- HB 3052 has nothing to do with California law SB 420.
The reporting is unclear and misleading where it says, "HB 3052 clarifies Oregon's medical marijuana laws to enable employers
and independent contractors to prohibit their employees from consuming
or possessing marijuana during working hours.
It is already completely clear that current law allows any employer to send someone home or fire them if they show up at work impaired. HB 3052 would allow employers to fire workers for using medical marijuana at home.
HB 3052 is unfair. Call your legislator and tell them to reject this bill. Instead they should support HB 2818 which will treat medical marijuana like other medicines are treated.
rancher
(Posted on March 22, 2009, 11:53 pm John Sajo)
- I'm confused. I looked up HB3052 and it seems it the same as California's SB420 law to define state medical marijuana laws. This is not a new bill to descriminate against MMM users. Is this a case of bad reporting or am I missing something?
(Posted on March 20, 2009, 8:35 pm Lokes)

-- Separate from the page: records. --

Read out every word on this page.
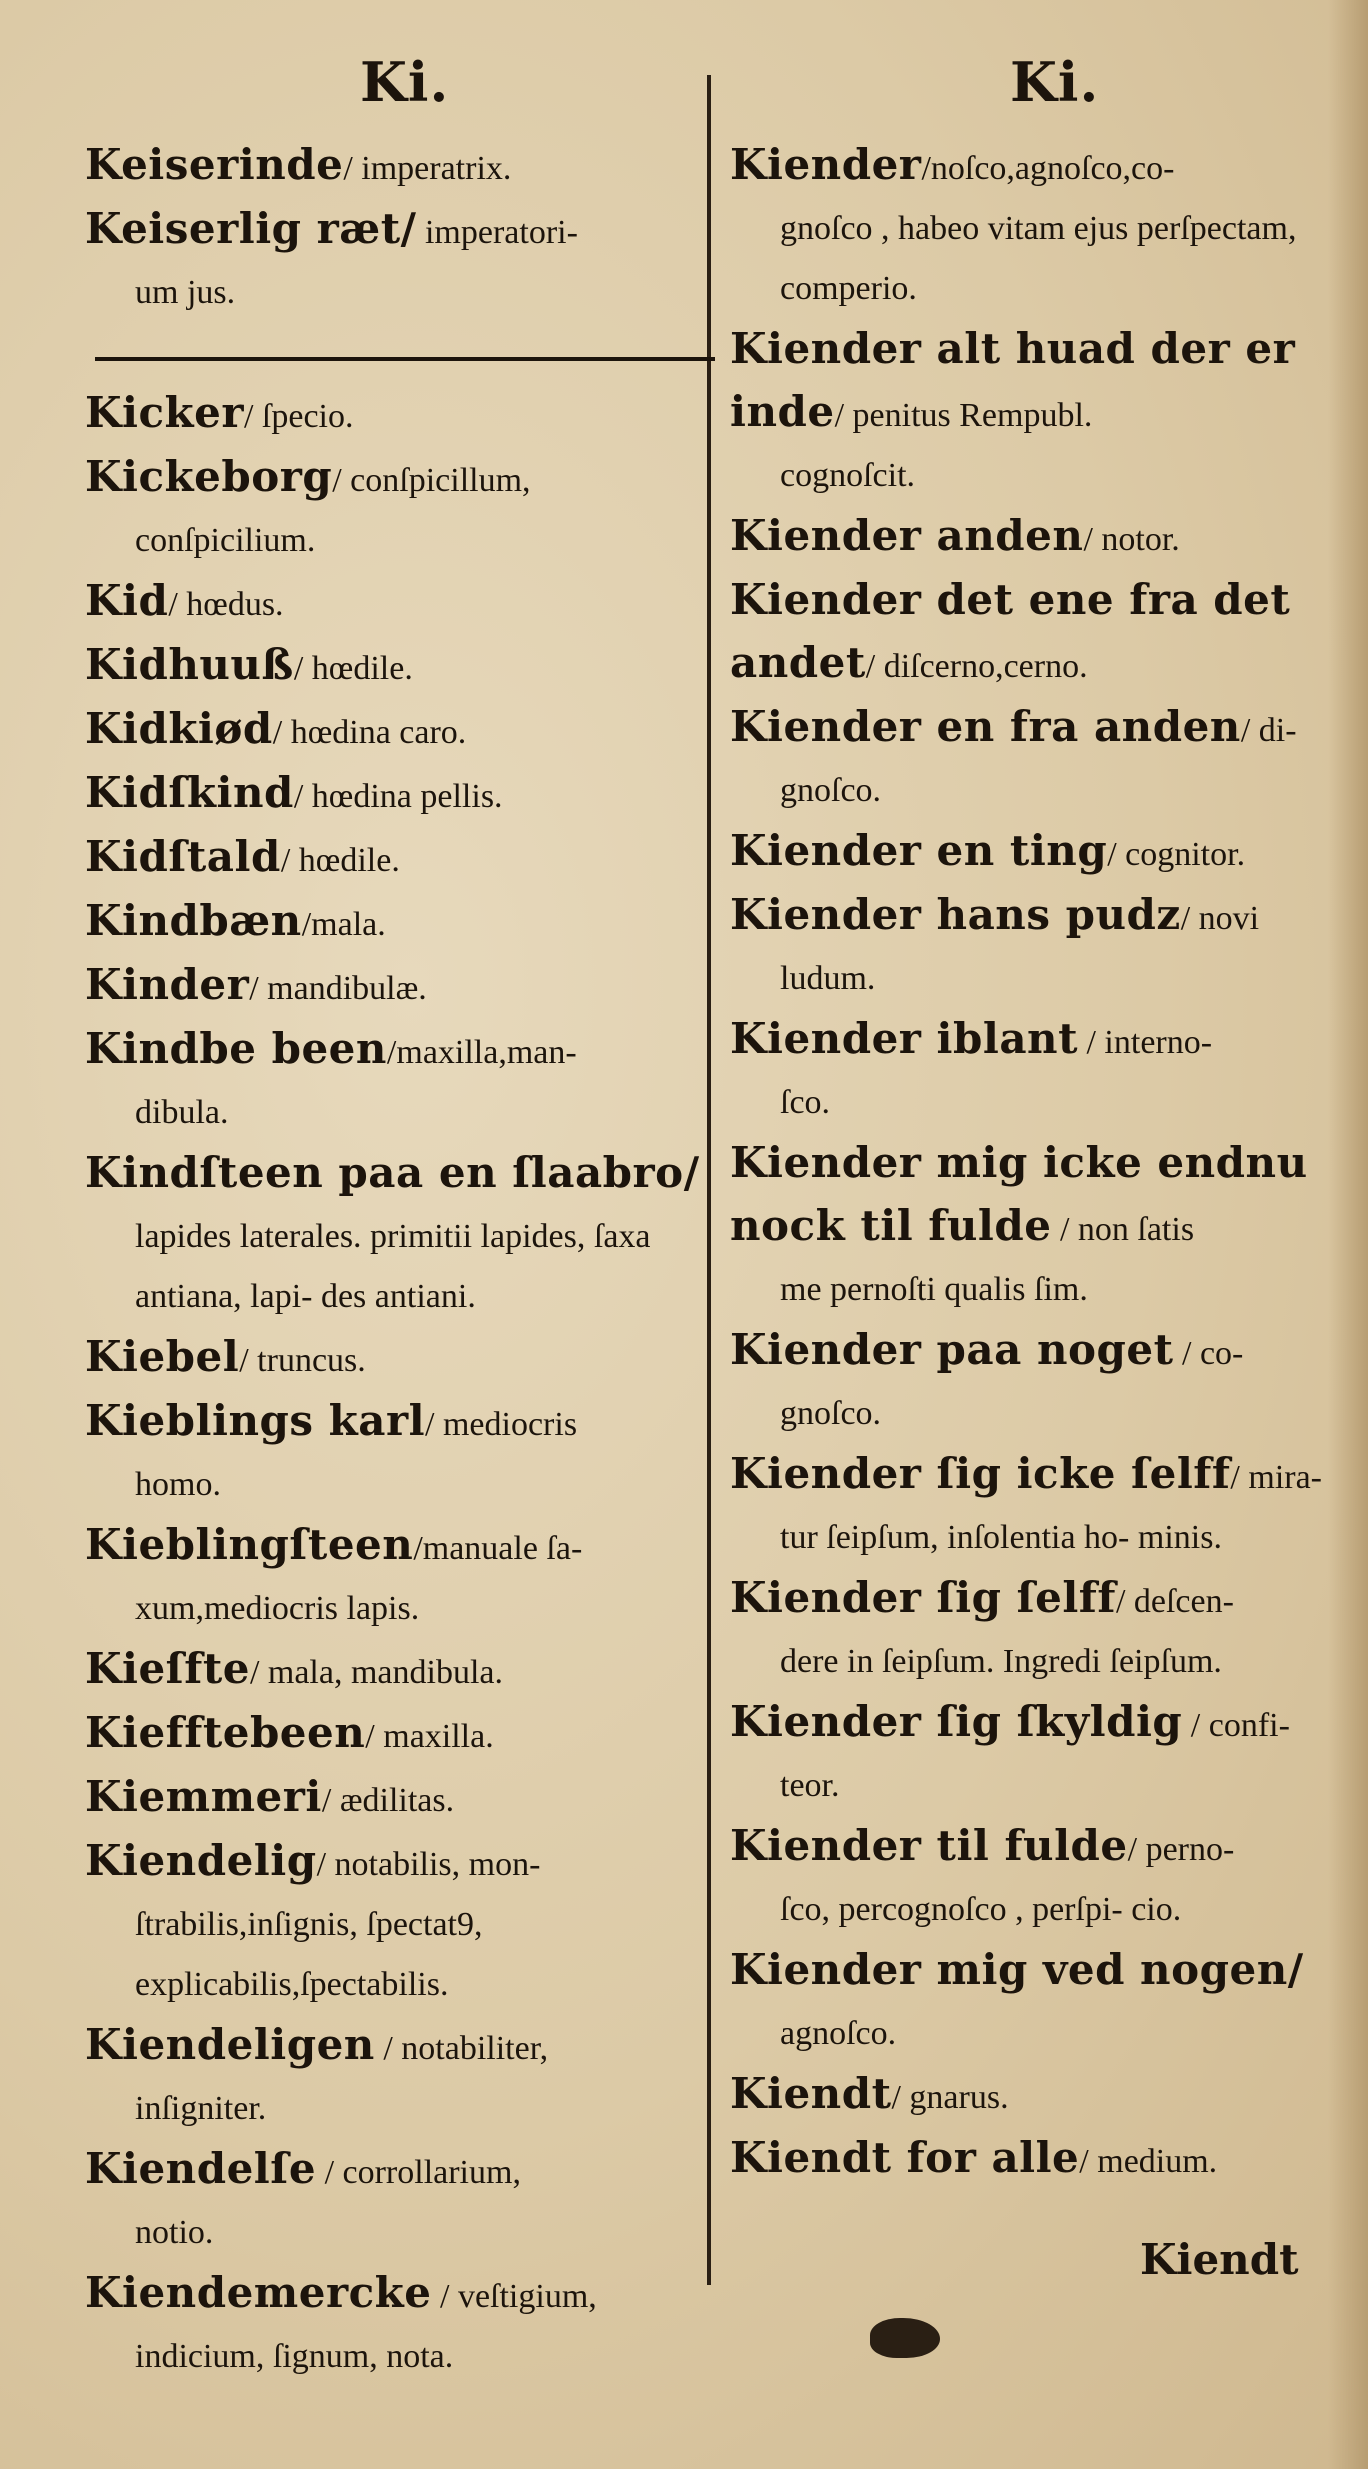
Ki.	Ki.
Keiserinde/ imperatrix.
Keiserlig ræt/ imperatori-
um jus.
Kicker/ ſpecio.
Kickeborg/ conſpicillum,
conſpicilium.
Kid/ hœdus.
Kidhuuß/ hœdile.
Kidkiød/ hœdina caro.
Kidſkind/ hœdina pellis.
Kidſtald/ hœdile.
Kindbæn/mala.
Kinder/ mandibulæ.
Kindbe been/maxilla,man-
dibula.
Kindſteen paa en ſlaabro/
lapides laterales. primitii lapides, ſaxa antiana, lapi- des antiani.
Kiebel/ truncus.
Kieblings karl/ mediocris
homo.
Kieblingſteen/manuale ſa-
xum,mediocris lapis.
Kieſfte/ mala, mandibula.
Kiefftebeen/ maxilla.
Kiemmeri/ ædilitas.
Kiendelig/ notabilis, mon-
ſtrabilis,inſignis, ſpectat9, explicabilis,ſpectabilis.
Kiendeligen / notabiliter,
inſigniter.
Kiendelſe / corrollarium,
notio.
Kiendemercke / veſtigium,
indicium, ſignum, nota.
Kiender/noſco,agnoſco,co-
gnoſco , habeo vitam ejus perſpectam, comperio.
Kiender alt huad der er inde/ penitus Rempubl.
cognoſcit.
Kiender anden/ notor.
Kiender det ene fra det andet/ diſcerno,cerno.
Kiender en fra anden/ di-
gnoſco.
Kiender en ting/ cognitor.
Kiender hans pudz/ novi
ludum.
Kiender iblant / interno-
ſco.
Kiender mig icke endnu nock til fulde / non ſatis
me pernoſti qualis ſim.
Kiender paa noget / co-
gnoſco.
Kiender ſig icke ſelff/ mira-
tur ſeipſum, inſolentia ho- minis.
Kiender ſig ſelff/ deſcen-
dere in ſeipſum. Ingredi ſeipſum.
Kiender ſig ſkyldig / confi-
teor.
Kiender til fulde/ perno-
ſco, percognoſco , perſpi- cio.
Kiender mig ved nogen/
agnoſco.
Kiendt/ gnarus.
Kiendt for alle/ medium.
Kiendt
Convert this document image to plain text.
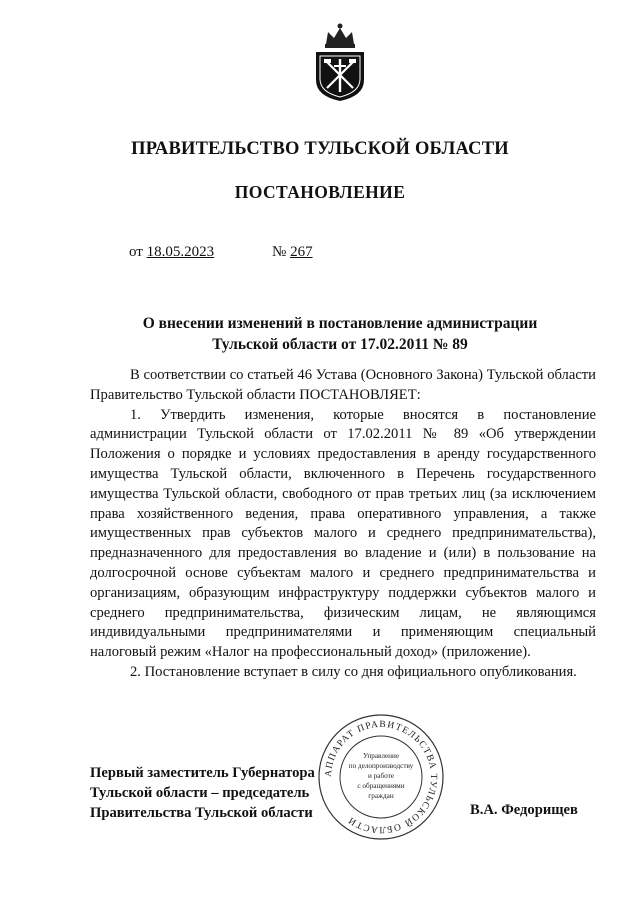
ПРАВИТЕЛЬСТВО ТУЛЬСКОЙ ОБЛАСТИ
ПОСТАНОВЛЕНИЕ
от 18.05.2023	№ 267
О внесении изменений в постановление администрации
Тульской области от 17.02.2011 № 89

В соответствии со статьей 46 Устава (Основного Закона) Тульской области Правительство Тульской области ПОСТАНОВЛЯЕТ:

1. Утвердить изменения, которые вносятся в постановление администрации Тульской области от 17.02.2011 № 89 «Об утверждении Положения о порядке и условиях предоставления в аренду государственного имущества Тульской области, включенного в Перечень государственного имущества Тульской области, свободного от прав третьих лиц (за исключением права хозяйственного ведения, права оперативного управления, а также имущественных прав субъектов малого и среднего предпринимательства), предназначенного для предоставления во владение и (или) в пользование на долгосрочной основе субъектам малого и среднего предпринимательства и организациям, образующим инфраструктуру поддержки субъектов малого и среднего предпринимательства, физическим лицам, не являющимся индивидуальными предпринимателями и применяющим специальный налоговый режим «Налог на профессиональный доход» (приложение).

2. Постановление вступает в силу со дня официального опубликования.

АППАРАТ ПРАВИТЕЛЬСТВА ТУЛЬСКОЙ ОБЛАСТИ
Управление
по делопроизводству
и работе
с обращениями
граждан
Первый заместитель Губернатора
Тульской области – председатель
Правительства Тульской области	В.А. Федорищев
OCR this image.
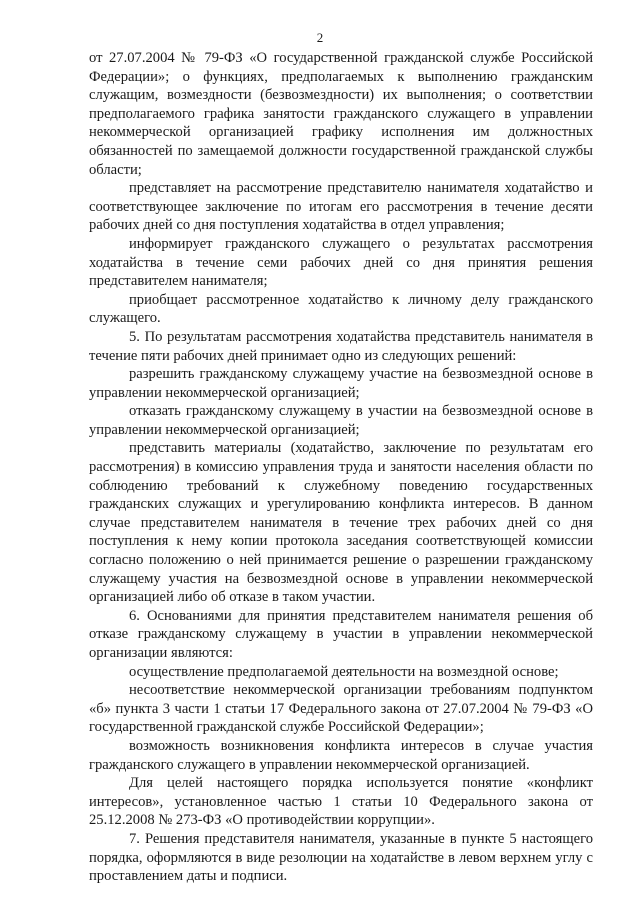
2

от 27.07.2004 № 79-ФЗ «О государственной гражданской службе Российской Федерации»; о функциях, предполагаемых к выполнению гражданским служащим, возмездности (безвозмездности) их выполнения; о соответствии предполагаемого графика занятости гражданского служащего в управлении некоммерческой организацией графику исполнения им должностных обязанностей по замещаемой должности государственной гражданской службы области;

представляет на рассмотрение представителю нанимателя ходатайство и соответствующее заключение по итогам его рассмотрения в течение десяти рабочих дней со дня поступления ходатайства в отдел управления;

информирует гражданского служащего о результатах рассмотрения ходатайства в течение семи рабочих дней со дня принятия решения представителем нанимателя;

приобщает рассмотренное ходатайство к личному делу гражданского служащего.

5. По результатам рассмотрения ходатайства представитель нанимателя в течение пяти рабочих дней принимает одно из следующих решений:

разрешить гражданскому служащему участие на безвозмездной основе в управлении некоммерческой организацией;

отказать гражданскому служащему в участии на безвозмездной основе в управлении некоммерческой организацией;

представить материалы (ходатайство, заключение по результатам его рассмотрения) в комиссию управления труда и занятости населения области по соблюдению требований к служебному поведению государственных гражданских служащих и урегулированию конфликта интересов. В данном случае представителем нанимателя в течение трех рабочих дней со дня поступления к нему копии протокола заседания соответствующей комиссии согласно положению о ней принимается решение о разрешении гражданскому служащему участия на безвозмездной основе в управлении некоммерческой организацией либо об отказе в таком участии.

6. Основаниями для принятия представителем нанимателя решения об отказе гражданскому служащему в участии в управлении некоммерческой организации являются:

осуществление предполагаемой деятельности на возмездной основе;

несоответствие некоммерческой организации требованиям подпунктом «б» пункта 3 части 1 статьи 17 Федерального закона от 27.07.2004 № 79-ФЗ «О государственной гражданской службе Российской Федерации»;

возможность возникновения конфликта интересов в случае участия гражданского служащего в управлении некоммерческой организацией.

Для целей настоящего порядка используется понятие «конфликт интересов», установленное частью 1 статьи 10 Федерального закона от 25.12.2008 № 273-ФЗ «О противодействии коррупции».

7. Решения представителя нанимателя, указанные в пункте 5 настоящего порядка, оформляются в виде резолюции на ходатайстве в левом верхнем углу с проставлением даты и подписи.
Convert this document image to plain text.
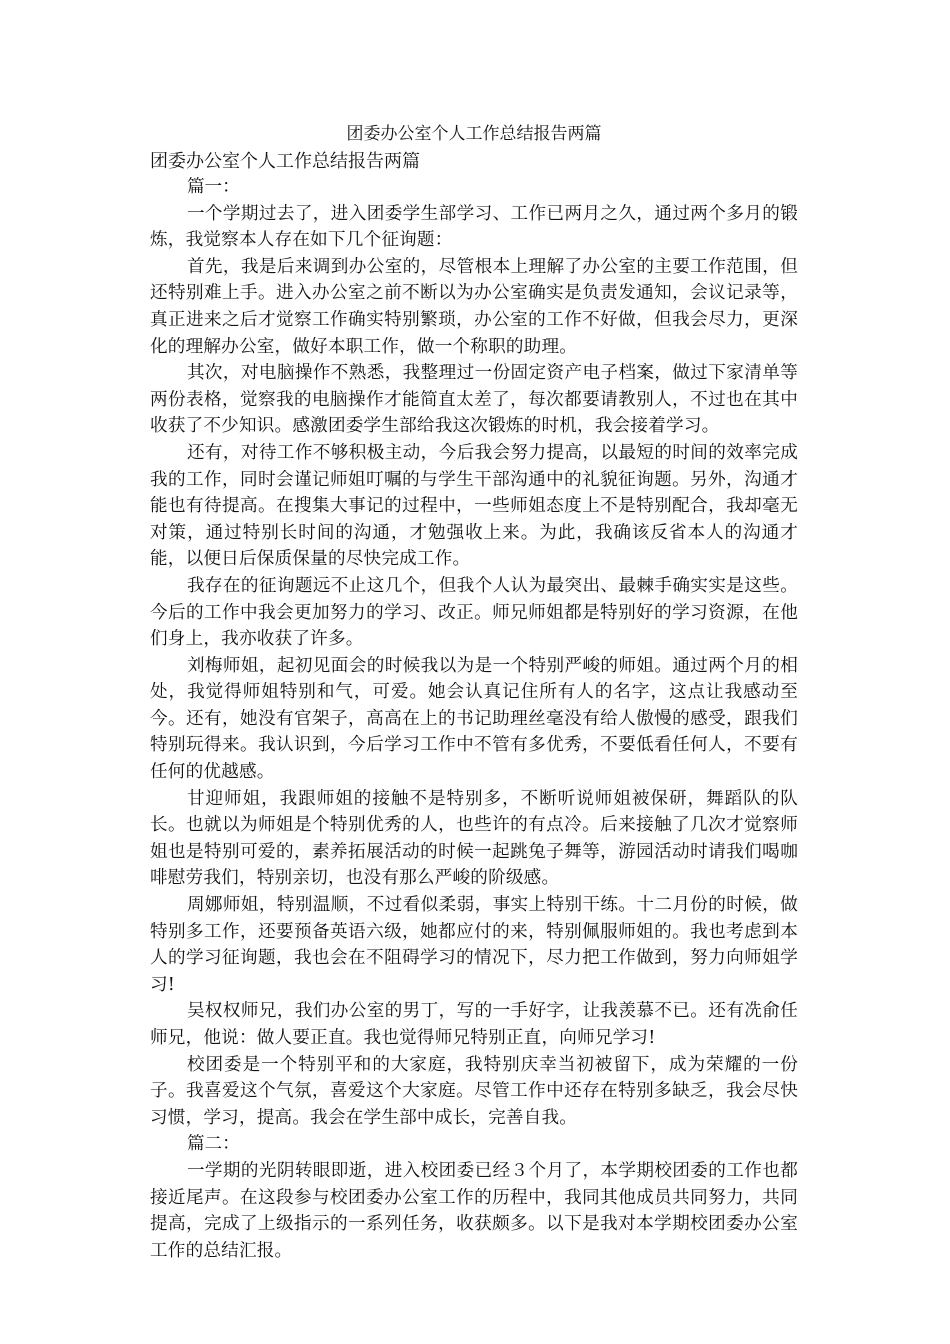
团委办公室个人工作总结报告两篇
团委办公室个人工作总结报告两篇

篇一：

一个学期过去了，进入团委学生部学习、工作已两月之久，通过两个多月的锻炼，我觉察本人存在如下几个征询题：

首先，我是后来调到办公室的，尽管根本上理解了办公室的主要工作范围，但还特别难上手。进入办公室之前不断以为办公室确实是负责发通知，会议记录等，真正进来之后才觉察工作确实特别繁琐，办公室的工作不好做，但我会尽力，更深化的理解办公室，做好本职工作，做一个称职的助理。

其次，对电脑操作不熟悉，我整理过一份固定资产电子档案，做过下家清单等两份表格，觉察我的电脑操作才能简直太差了，每次都要请教别人，不过也在其中收获了不少知识。感激团委学生部给我这次锻炼的时机，我会接着学习。

还有，对待工作不够积极主动，今后我会努力提高，以最短的时间的效率完成我的工作，同时会谨记师姐叮嘱的与学生干部沟通中的礼貌征询题。另外，沟通才能也有待提高。在搜集大事记的过程中，一些师姐态度上不是特别配合，我却毫无对策，通过特别长时间的沟通，才勉强收上来。为此，我确该反省本人的沟通才能，以便日后保质保量的尽快完成工作。

我存在的征询题远不止这几个，但我个人认为最突出、最棘手确实实是这些。今后的工作中我会更加努力的学习、改正。师兄师姐都是特别好的学习资源，在他们身上，我亦收获了许多。

刘梅师姐，起初见面会的时候我以为是一个特别严峻的师姐。通过两个月的相处，我觉得师姐特别和气，可爱。她会认真记住所有人的名字，这点让我感动至今。还有，她没有官架子，高高在上的书记助理丝毫没有给人傲慢的感受，跟我们特别玩得来。我认识到，今后学习工作中不管有多优秀，不要低看任何人，不要有任何的优越感。

甘迎师姐，我跟师姐的接触不是特别多，不断听说师姐被保研，舞蹈队的队长。也就以为师姐是个特别优秀的人，也些许的有点冷。后来接触了几次才觉察师姐也是特别可爱的，素养拓展活动的时候一起跳兔子舞等，游园活动时请我们喝咖啡慰劳我们，特别亲切，也没有那么严峻的阶级感。

周娜师姐，特别温顺，不过看似柔弱，事实上特别干练。十二月份的时候，做特别多工作，还要预备英语六级，她都应付的来，特别佩服师姐的。我也考虑到本人的学习征询题，我也会在不阻碍学习的情况下，尽力把工作做到，努力向师姐学习!

吴权权师兄，我们办公室的男丁，写的一手好字，让我羡慕不已。还有冼俞任师兄，他说：做人要正直。我也觉得师兄特别正直，向师兄学习!

校团委是一个特别平和的大家庭，我特别庆幸当初被留下，成为荣耀的一份子。我喜爱这个气氛，喜爱这个大家庭。尽管工作中还存在特别多缺乏，我会尽快习惯，学习，提高。我会在学生部中成长，完善自我。

篇二：

一学期的光阴转眼即逝，进入校团委已经３个月了，本学期校团委的工作也都接近尾声。在这段参与校团委办公室工作的历程中，我同其他成员共同努力，共同提高，完成了上级指示的一系列任务，收获颇多。以下是我对本学期校团委办公室工作的总结汇报。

- This is a bill looking for a problem. The OMMA already allows employers to keep medical cannabis off the jobsite.
This is another attempt to discriminate against medical cannabis users by denying them their right to use medical cannabis away from the workplace.
As far as cannabis affecting job safety, since the OMMA (Oregon Medical Marijuana Act) passed 10 years ago, on the job injuries and accidents have decreased each year, this according to state OHSA figures!
Don't get me wrong, I am not saying that the use of medical cannabis by a worker somehow makes the jobsite less dangerous; what I AM saying is that medical cannabis by a worker (off the job) does not make the worker more dangerous or prone to accident.
This bill is discriminatory based on the medicine an employee uses. You don't hear about employees being tested for OxyContin, Vicodan, Percoset, or other strong painkillers, and they are much more impairing than cannabis.